Help your child create a personal budget using the 50-25-25 rule. Fifty percent goes to everyday expenses like snacks, 25% goes to savings, and the remaining 25% can be used to save up for a major ‘want’ – this could be a smartphone app or the latest gadget.
Helping your 12-14 year-old create a financial plan for both the needs and wants in their world will give them great context for these financial lessons, and create healthy financial habits for the future.
FUN FACT: The US could save 4.4 billion dollars over 30 years if we replaced the one dollar bill with a one dollar coin.
Ages 15-18: First Jobs and College Prep
By high school, many kids head into the workforce for the very first time. With this new windfall of cash, it’s imperative that they have a safe place to keep it, and the skills to save it.
At this age your child is ready for a youth checking account to help manage their cash flow. PFCU’s CU Succeed program has no minimum balance, no monthly service fees, and a check card.
With this new financial responsibility comes a lot of new terms that may be confusing. Your child can check out http://www.claimyouryouth.com/Financial-Glossary to learn about complicated terms like APR, Compound interest and Dividends.
By now you’ve hopefully worked with your child to create a budget. Introduce them to more tools for creating and tracking a budget.
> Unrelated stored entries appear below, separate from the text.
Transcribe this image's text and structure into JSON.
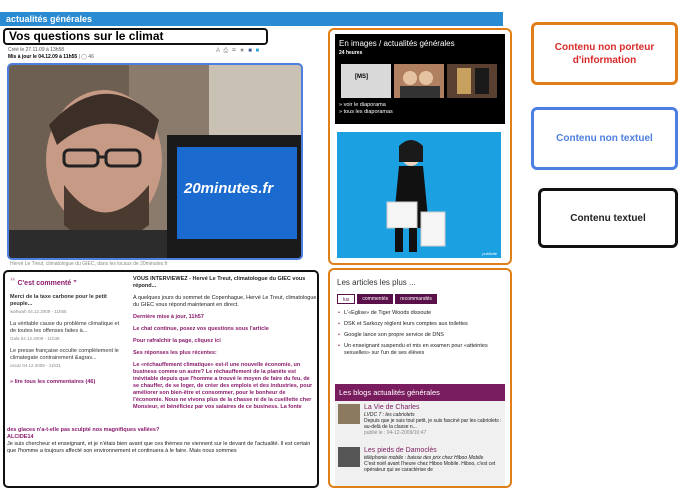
{
  "header": {
    "section": "actualités générales"
  },
  "article": {
    "title": "Vos questions sur le climat",
    "created": "Créé le 27.11.09 à 13h58",
    "updated": "Mis à jour le 04.12.09 à 11h55",
    "comment_count": "46",
    "photo_caption": "Hervé Le Treut, climatologue du GIEC, dans les locaux de 20minutes.fr",
    "screen_brand": "20minutes.fr"
  },
  "comments": {
    "title": "C'est commenté",
    "items": [
      {
        "text": "Merci de la taxe carbone pour le petit peuple...",
        "author": "wahwah 04.12.2009 - 11h55"
      },
      {
        "text": "La véritable cause du problème climatique et de toutes les offenses faites à...",
        "author": "Gala 04.12.2009 - 11h38"
      },
      {
        "text": "Le presse française occulte complètement le climategate contrairement &agrav...",
        "author": "oscar 04.12.2009 - 11h31"
      }
    ],
    "read_all": "» lire tous les commentaires (46)"
  },
  "interview": {
    "heading": "VOUS INTERVIEWEZ - Hervé Le Treut, climatologue du GIEC vous répond...",
    "intro": "A quelques jours du sommet de Copenhague, Hervé Le Treut, climatologue du GIEC vous répond maintenant en direct.",
    "last_update": "Dernière mise à jour, 11h57",
    "continue": "Le chat continue, posez vos questions sous l'article",
    "refresh": "Pour rafraîchir la page, cliquez ici",
    "answers_title": "Ses réponses les plus récentes:",
    "q1": "Le «réchauffement climatique» est-il une nouvelle économie, un business comme un autre? Le réchauffement de la planète est inévitable depuis que l'homme a trouvé le moyen de faire du feu, de se chauffer, de se loger, de créer des emplois et des industries, pour améliorer son bien-être et consommer, pour le bonheur de l'économie. Nous ne vivons plus de la chasse ni de la cueillette cher Monsieur, et bénéficiez par vos salaires de ce business. La fonte",
    "q2": "des glaces n'a-t-elle pas sculpté nos magnifiques vallées?",
    "author": "ALCIDE14",
    "answer_start": "Je suis chercheur et enseignant, et je n'étais bien avant que ces thèmes ne viennent sur le devant de l'actualité. Il est certain que l'homme a toujours affecté son environnement et continuera à le faire. Mais nous sommes"
  },
  "images_panel": {
    "title": "En images / actualités générales",
    "subtitle": "24 heures",
    "thumb_label": "[MS]",
    "links": [
      "» voir le diaporama",
      "» tous les diaporamas"
    ]
  },
  "ad": {
    "tag": "publicité"
  },
  "articles_plus": {
    "title": "Les articles les plus ...",
    "tabs": [
      "lus",
      "commentés",
      "recommandés"
    ],
    "items": [
      "L'«Eglise» de Tiger Woods dissoute",
      "DSK et Sarkozy règlent leurs comptes aux toilettes",
      "Google lance son propre service de DNS",
      "Un enseignant suspendu et mis en examen pour «atteintes sexuelles» sur l'un de ses élèves"
    ]
  },
  "blogs": {
    "title": "Les blogs actualités générales",
    "entries": [
      {
        "name": "La Vie de Charles",
        "sub": "LVDC 7 : les cabriolets",
        "text": "Depuis que je suis tout petit, je suis fasciné par les cabriolets : au-delà de la classe n...",
        "date": "publié le : 04-12-2009/10:47"
      },
      {
        "name": "Les pieds de Damoclès",
        "sub": "téléphonie mobile : baisse des prix chez Hiboo Mobile",
        "text": "C'est noël avant l'heure chez Hiboo Mobile. Hiboo, c'est cet opérateur qui se caractérise de"
      }
    ]
  },
  "legend": {
    "non_info": "Contenu non porteur d'information",
    "non_text": "Contenu non textuel",
    "text": "Contenu textuel"
  },
  "colors": {
    "brand_blue": "#2a8ad2",
    "magenta": "#8b1a6b",
    "orange_outline": "#e07f1a",
    "blue_outline": "#4d7fe0",
    "black_outline": "#111111"
  }
}
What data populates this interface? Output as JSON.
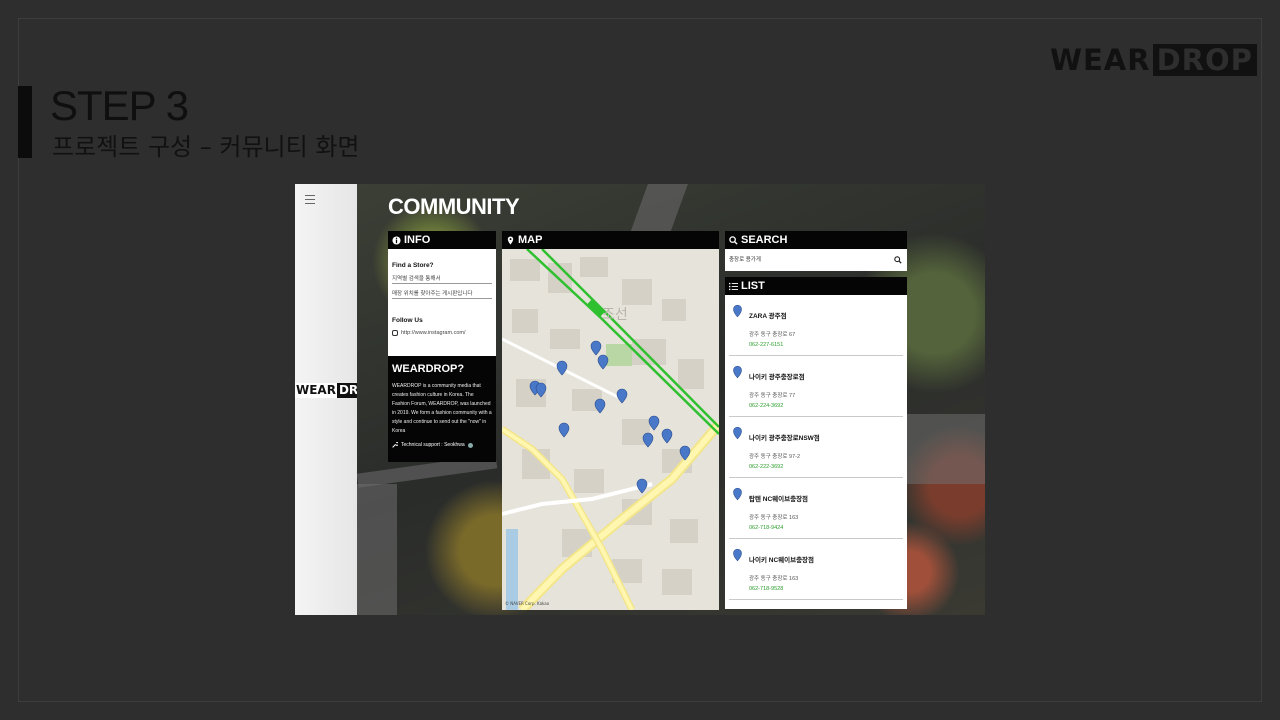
{
  "slide": {
    "brand_logo": {
      "part1": "WEAR",
      "part2": "DROP"
    },
    "step_title": "STEP 3",
    "step_subtitle": "프로젝트 구성 –  커뮤니티 화면"
  },
  "app": {
    "side_logo": {
      "part1": "WEAR",
      "part2": "DROP"
    },
    "title": "COMMUNITY",
    "info": {
      "header": "INFO",
      "find_store_label": "Find a Store?",
      "region_field": "지역별 검색을 통해서",
      "location_field": "매장 위치를 찾아주는 게시판입니다",
      "follow_label": "Follow Us",
      "instagram_url": "http://www.instagram.com/"
    },
    "about": {
      "title": "WEARDROP?",
      "text": "WEARDROP is a community media that creates fashion culture in Korea. The Fashion Forum, WEARDROP, was launched in 2019. We form a fashion community with a style and continue to send out the \"now\" in Korea",
      "tech_support": "Technical support : Seokhwa"
    },
    "map": {
      "header": "MAP",
      "place_label": "조선",
      "attribution": "© NAVER Corp. Kakao"
    },
    "search": {
      "header": "SEARCH",
      "query": "충장로 용가게"
    },
    "list": {
      "header": "LIST",
      "stores": [
        {
          "name": "ZARA 광주점",
          "address": "광주 동구 충장로 67",
          "phone": "062-227-6151"
        },
        {
          "name": "나이키 광주충장로점",
          "address": "광주 동구 충장로 77",
          "phone": "062-224-3692"
        },
        {
          "name": "나이키 광주충장로NSW점",
          "address": "광주 동구 충장로 97-2",
          "phone": "062-222-3692"
        },
        {
          "name": "탑텐 NC웨이브충장점",
          "address": "광주 동구 충장로 163",
          "phone": "062-718-9424"
        },
        {
          "name": "나이키 NC웨이브충장점",
          "address": "광주 동구 충장로 163",
          "phone": "062-718-9528"
        }
      ]
    },
    "icons": [
      "hamburger-icon",
      "info-icon",
      "map-pin-icon",
      "search-icon",
      "list-icon",
      "instagram-icon",
      "wrench-icon"
    ],
    "colors": {
      "accent": "#050505",
      "phone": "#2a9d2a",
      "pin": "#4a78c8",
      "metro_line": "#2fc02f"
    }
  }
}
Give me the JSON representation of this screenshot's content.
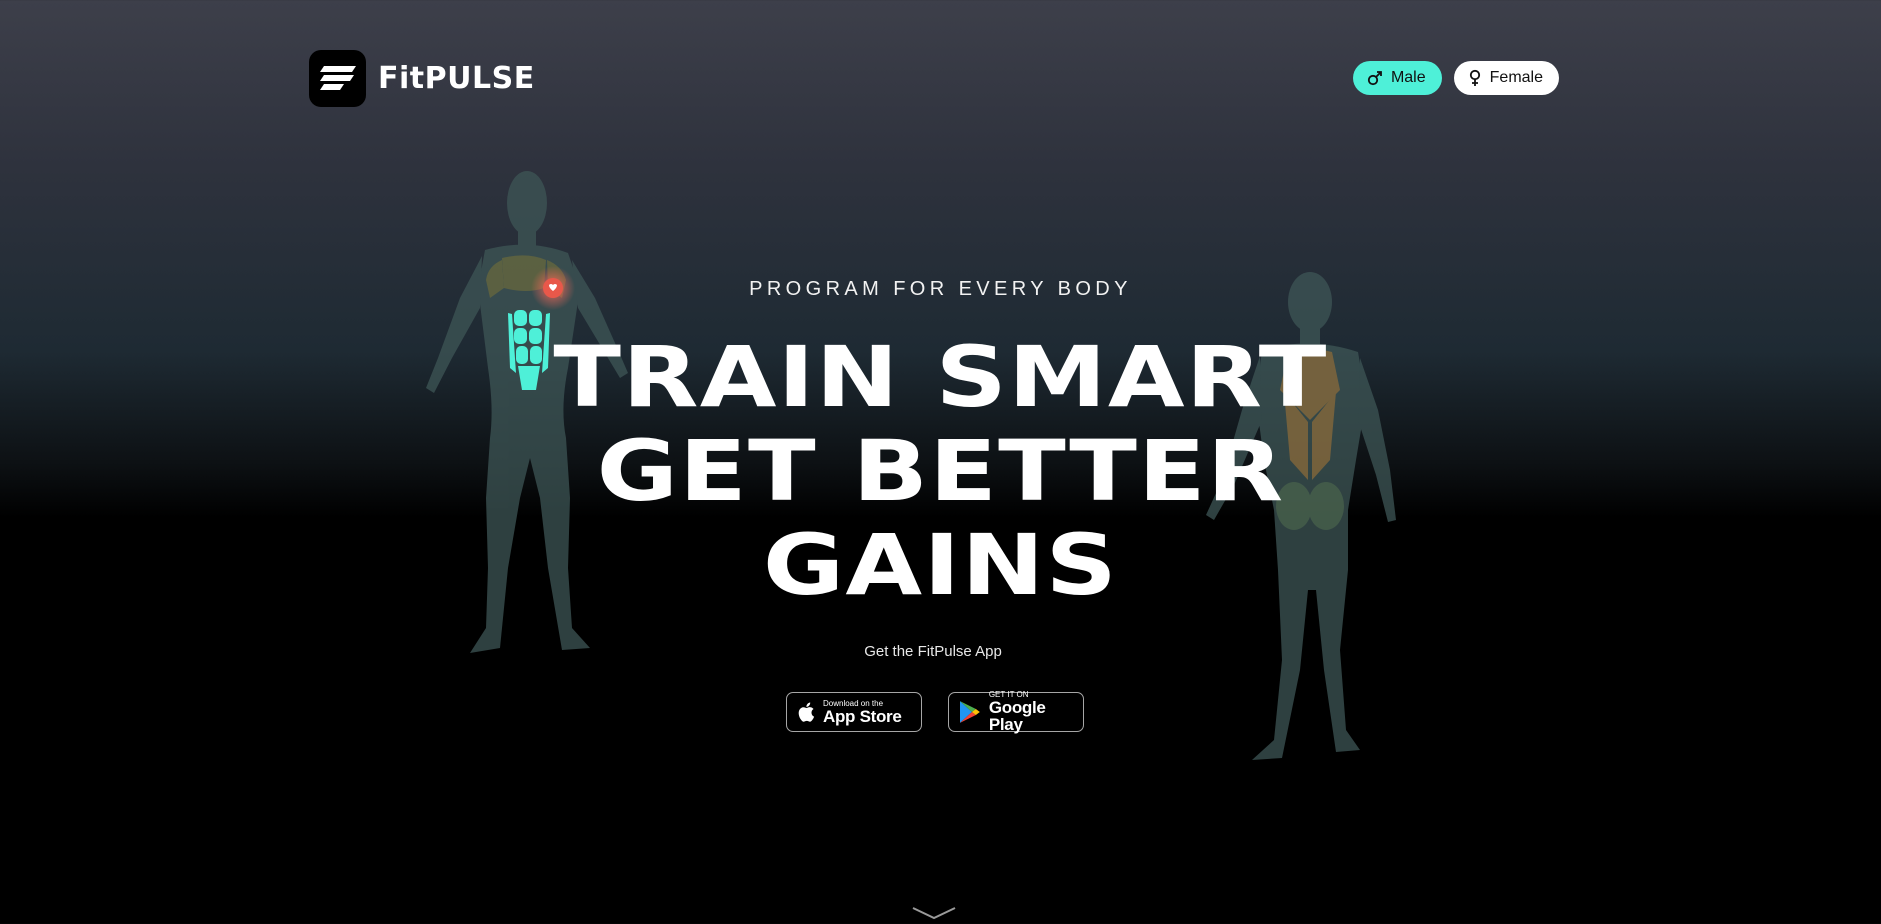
{
  "header": {
    "logo_text": "FitPULSE",
    "gender_options": [
      {
        "label": "Male",
        "icon": "male-icon",
        "selected": true
      },
      {
        "label": "Female",
        "icon": "female-icon",
        "selected": false
      }
    ]
  },
  "hero": {
    "eyebrow": "PROGRAM FOR EVERY BODY",
    "headline_lines": [
      "TRAIN SMART",
      "GET BETTER",
      "GAINS"
    ],
    "cta_label": "Get the FitPulse App",
    "app_store": {
      "small": "Download on the",
      "big": "App Store",
      "icon": "apple-icon"
    },
    "google_play": {
      "small": "GET IT ON",
      "big": "Google Play",
      "icon": "google-play-icon"
    }
  },
  "colors": {
    "accent": "#4ef0d8",
    "heart": "#e8584a",
    "muscle_highlight": "#d7a04a"
  }
}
Here are some easy to use tools for budgeting and financial literacy for high schoolers:
- Mint.com: Mint is a great app for teens (and adults) because it is simple and easy to use. It helps track spending and gives valuable insights into where money is going month after month. After a few months of tracking, you and your teen can analyze his or her spending to see where there may be some potential savings.
- ItAllAddsUp.org: This is an interactive website including games teaching lessons in credit management, budgeting, saving, and spending.
- Understanding Taxes: Where better to learn all about taxes then the IRS! This is a great site with activities, tutorials and simulations that teach kids all about how taxes work.
High Schoolers are likely to be thinking about college. The cost of higher education can have a huge impact on your child’s financial well-being for many years after a degree is earned. Help your teenager make better choices when looking into colleges and student aid options with these helpful resources:
College and Young Adulthood: Building Credit
Once your child heads into young adulthood, it’s time to put their knowledge to work in the real world. Now is a good time to start building credit. If they haven’t already, young adults should apply for a credit card. Look for a card with no annual fees or get a secured credit card which works much like a debit card, but will report responsible use to the credit bureaus. This is a low risk way to begin building credit, and good credit is very helpful when applying for loans for big ticket items like a car or a mortgage.
Using these tips and helpful tools, set your child up for a lifetime of financial know-how.